"La demoiselle d'honneur" de Claude Chabrol
(Sortie le 17 novembre 2004, 1H50, Avec Benoît Magimel, Laura Smet, Aurore Clément Bernard Le Coq etc)
Un film de Chabrol, c’est bien souvent la promesse d’un voyage dans la noirceur humaine, mais un voyage jamais ennuyeux et cette « demoiselle d’honneur » n’a pas dérogé à la règle. Ce voyage là nous emmène à nouveau dans l’univers de Ruth Rendell qui avait déjà inspiré « La Cérémonie » en 1995.
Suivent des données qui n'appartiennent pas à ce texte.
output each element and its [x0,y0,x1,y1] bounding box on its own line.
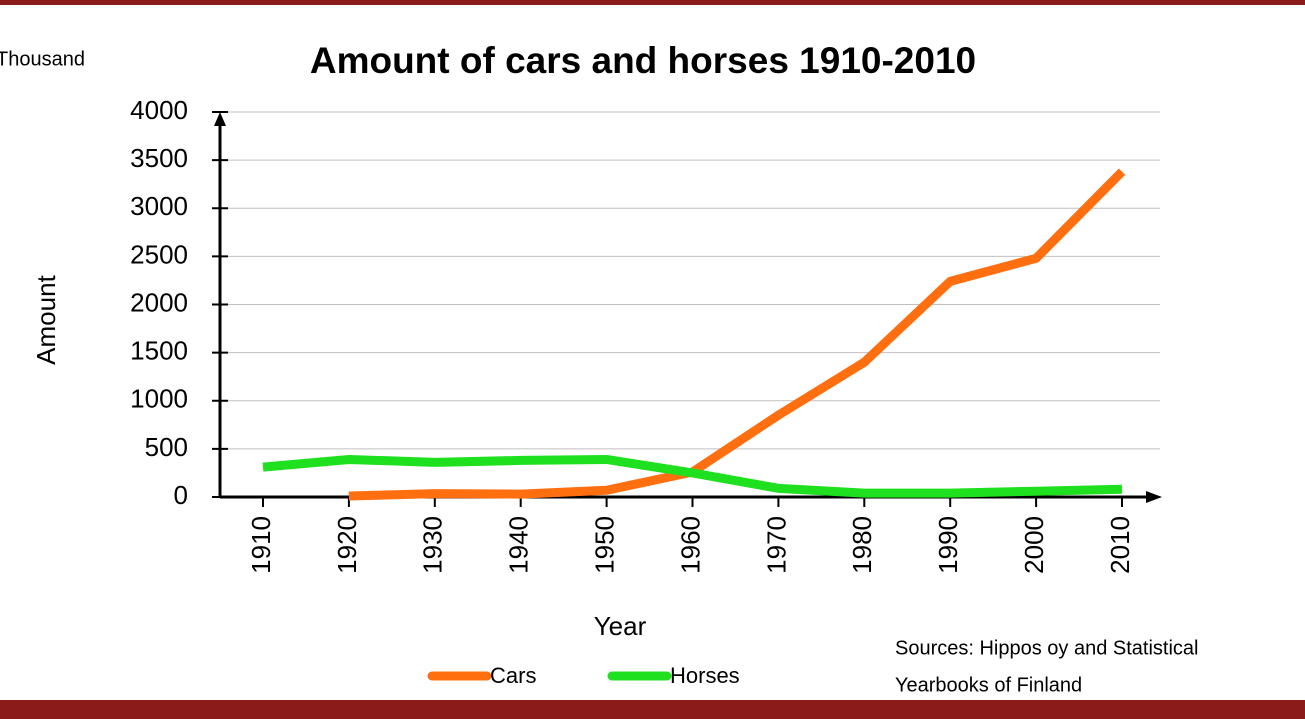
y-tick-label: 1000 [130,384,188,414]
unit-label: Thousand [0,48,85,70]
source-line: Yearbooks of Finland [895,674,1082,696]
bottom-border [0,700,1305,719]
y-tick-label: 3000 [130,191,188,221]
series-line [348,168,1126,501]
x-tick-label: 1960 [675,516,705,574]
x-tick-label: 1930 [418,516,448,574]
y-tick-label: 0 [174,480,188,510]
y-tick-label: 2000 [130,287,188,317]
x-tick-label: 1920 [332,516,362,574]
y-axis-label: Amount [31,274,61,364]
y-tick-label: 1500 [130,336,188,366]
x-tick-label: 1990 [933,516,963,574]
y-tick-label: 3500 [130,143,188,173]
x-tick-label: 1910 [246,516,276,574]
x-tick-label: 1970 [761,516,791,574]
x-tick-label: 1980 [847,516,877,574]
y-tick-label: 4000 [130,95,188,125]
x-tick-label: 1950 [589,516,619,574]
y-axis-arrow [214,112,226,126]
y-tick-label: 500 [145,432,188,462]
x-tick-label: 1940 [504,516,534,574]
x-axis-arrow [1146,491,1162,503]
series-line [262,454,1123,498]
y-tick-label: 2500 [130,239,188,269]
x-tick-label: 2000 [1019,516,1049,574]
legend-label: Horses [670,663,740,688]
source-line: Sources: Hippos oy and Statistical [895,637,1199,659]
chart-title: Amount of cars and horses 1910-2010 [310,40,976,81]
x-tick-label: 2010 [1105,516,1135,574]
legend-label: Cars [490,663,536,688]
x-axis-label: Year [594,611,647,641]
top-border [0,0,1305,5]
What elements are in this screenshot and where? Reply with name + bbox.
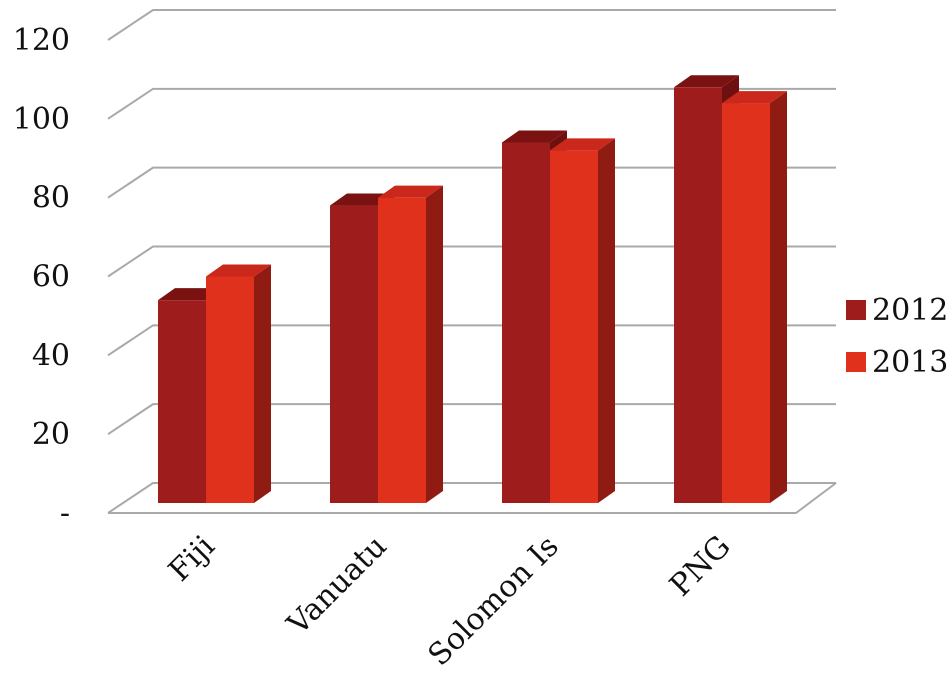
category-label: PNG [663, 529, 738, 604]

Dès les premières minutes du film le spectateur est happé par cet univers aux frontières du fantastique, dans une ambiance diabolique qui se reflète autant dans les tenues vestimentaires que dans le jeu ambivalent des acteurs interprétant des protagonistes dont on ne parvient à dire s’ils sont diaboliques ou angéliques, une ambiance mise en exergue par des travellings avant fantomatiques ou un décor angoissant, une cave de laquelle émane une lumière rouge et à laquelle on descend comme en Enfer… Tout concourt à créer une atmosphère qui, bien qu’inquiétante, donne envie au spectateur de s’y plonger davantage encore pour découvrir les clefs de cet univers alors si proche et si lointain. Chabrol sait mieux que quiconque montrer la passion et ses ravages et filmer la petite bourgeoisie de province et ses travers, ses défauts, ses petitesses ici notamment incarnés par la lâcheté de Bernard Lecoq. Dans cet univers Senta (anagramme de Satan) n’en apparaît que plus fascinante parce-que n’obéissant à aucune règle, aucune morale si ce n’est celles qu’elle s’est dictée ou plutôt que la passion (la folie ?) lui a dictées. Alors lorsque le taciturne Philippe fait la connaissance de cette étrange demoiselle d’honneur au mariage de sa soeur, il se laisse envoûter ignorant jusqu’où cela le mènera. Entre ironie et noirceur, portrait caustique de la province et peinture de la passion, nous donnant l’impression que tout peut basculer à tout instant comme dans « La cérémonie » et nous tenant donc constamment en haleine, Chabrol a signé un film caustique et inquiétant, envoûtant, savoureux et inclassable qui vaut réellement le détour. Saluons enfin le jeu de Laura Smet ambiguë à souhait et de Benoît Magimel, comme toujours magistral.